Wednesday, May 21, 2014

The Missoula Floods ripped out Grand Coulee



I just returned from a trip along part of the Columbia River near Grand Coulee Dam and Wenatchee. The photo is Steamboat Rock in Banks Lake.  Here is the greater explanation:
The CR comes southward from the international border through Roosevelt Lake, a large and wide section of the Columbia, really, formed by the backup from Grand Coulee Dam. This large facility is complex, and management stores water according to how much and when power is created at the dam itself. Some is in Roosevelt Lake. More is the water pumped uphill to what was called Banks Lake after it became part of the total facility. It can be used with care for boating and recreation, and naturally its borders change with power needs and climate. The large body of water narrows down at Coulee City, where major east-west highway 2 crosses the Columbia. A person visiting the area by car should be sure to travel the road from the dam to Coulee City, not only for the lake's views, but the spectacular and ragged rocky cliffs or walls that soar almost a thousand feet on either side. It is a vista that is reminiscent of Utah's canyons, only this one has water. This week with spring sun at work the cliffs sported green shrubs and even green growths on some of the rocky faces. Mid-May was a perfect time to review my earlier research observations.

There is more to this story, a thrilling geological saga I will try to abbreviate. During the most recent Ice Age what is now central Washington State and on into adjacent British Columbia, Canada the land was covered with glaciers that extended roughly to a point a bit north of today's Highway 2  Other glaciers abounded across many parts of the nation. A glacier of the same period extended beyond Seattle from Canada.

 Then a climate change took place naturally, melting the glaciers. Over in Montana a lake called Missoula  swelled  with water. Meanwhile, the portion of the glacial ice between the North Cascades Mountains and eastward was stubborn and failed to melt as fast. Lake Missoula's ice barrier melted and fractured, permitting all the stored water to plummet roughly west and south along what is today part of the tributaries and the original Columbia River's ancient channel. This freezing and thawing went on several times before it all settled down for Lake Missoula. What a sight it would have been to see this torrent of water raging through the land.

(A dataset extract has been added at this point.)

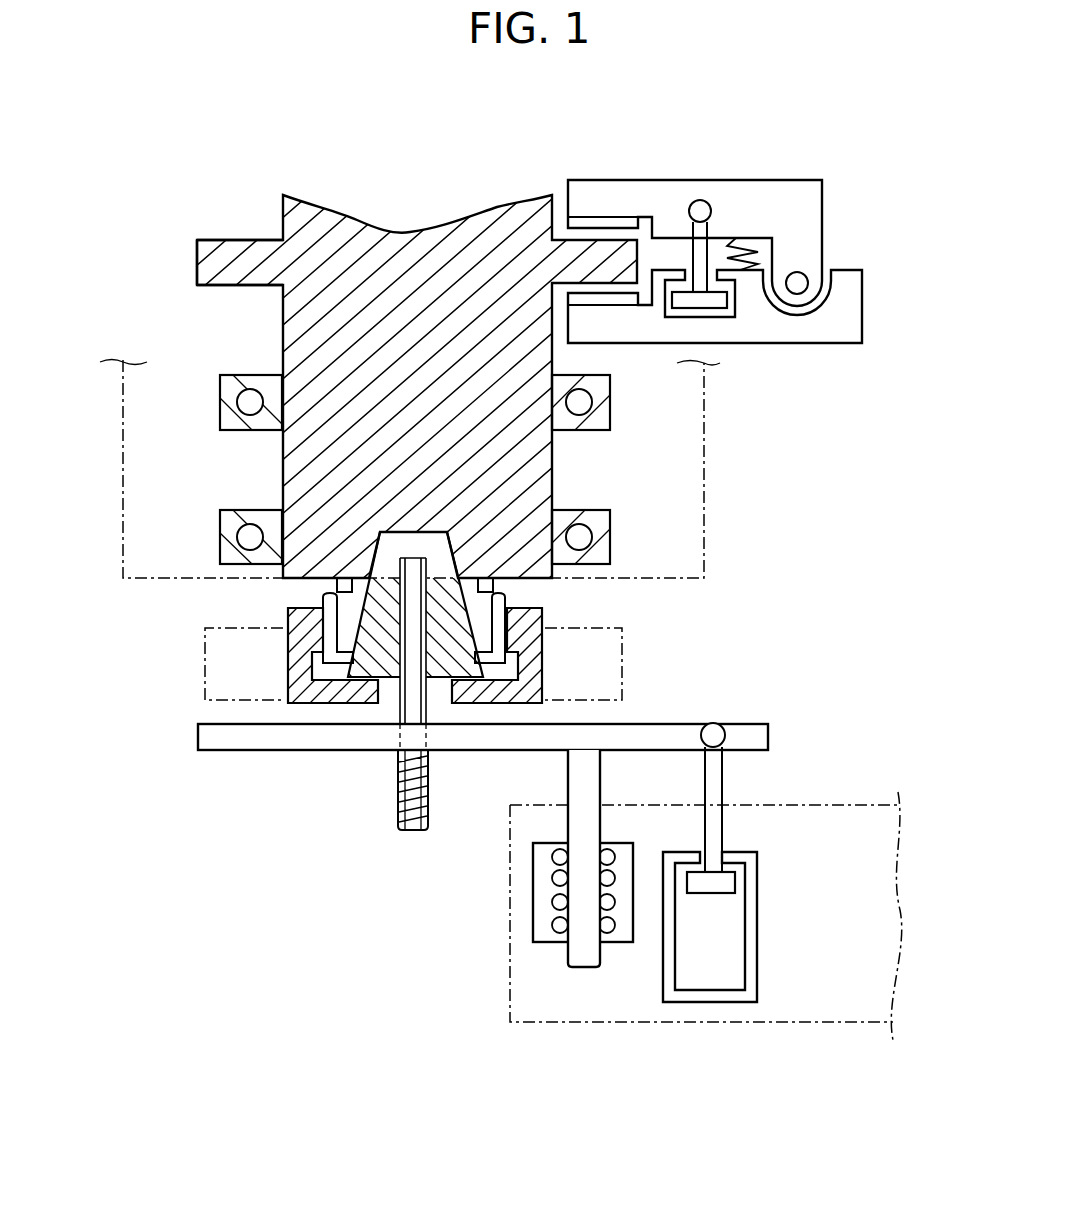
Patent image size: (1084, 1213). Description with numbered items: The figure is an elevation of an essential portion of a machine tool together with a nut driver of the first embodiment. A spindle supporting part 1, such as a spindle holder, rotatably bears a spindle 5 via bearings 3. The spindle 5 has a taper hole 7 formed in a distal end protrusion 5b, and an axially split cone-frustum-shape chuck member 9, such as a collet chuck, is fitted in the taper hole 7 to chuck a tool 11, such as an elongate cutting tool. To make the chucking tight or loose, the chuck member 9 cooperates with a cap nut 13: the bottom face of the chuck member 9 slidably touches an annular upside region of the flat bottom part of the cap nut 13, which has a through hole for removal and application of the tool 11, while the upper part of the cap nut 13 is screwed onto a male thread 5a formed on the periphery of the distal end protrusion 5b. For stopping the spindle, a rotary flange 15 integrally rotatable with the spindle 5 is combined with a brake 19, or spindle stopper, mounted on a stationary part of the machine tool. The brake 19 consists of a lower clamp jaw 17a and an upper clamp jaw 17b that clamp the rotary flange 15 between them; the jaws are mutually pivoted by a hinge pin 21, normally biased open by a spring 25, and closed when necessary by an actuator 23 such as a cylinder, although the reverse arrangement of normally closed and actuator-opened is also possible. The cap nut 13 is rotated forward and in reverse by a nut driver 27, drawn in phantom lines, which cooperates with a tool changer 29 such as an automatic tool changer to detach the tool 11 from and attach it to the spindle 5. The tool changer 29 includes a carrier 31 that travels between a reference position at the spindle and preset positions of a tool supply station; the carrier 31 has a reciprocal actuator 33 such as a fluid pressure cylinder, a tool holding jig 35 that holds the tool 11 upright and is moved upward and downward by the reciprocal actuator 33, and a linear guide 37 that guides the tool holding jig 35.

Well, all went smoothly until the flood encountered the solid ice still present near today's Grand Coulee Dam and could not continue along the old Columbia River channel. Soooo, the river turned and headed south along an old earth fault that ran through the Grand Coulee (today's Banks Lake). It ripped open wide that fault through the layers of rock that now form the boundaries of Banks Lake, then fell over a plateau at Dry Falls (south of Coulee City) with a spectacle that was several times the width and descent of Niagara Falls. The flood quieted some but carved away a few more smaller, natural lakes before it again reached the ancient Columbia River channel not far from today's Hanford Project and  turned to wreak havoc as sit headed for the ocean at today's Astoria.  You who are geologists, bear with me in my simplistic tale of this unimaginable flood.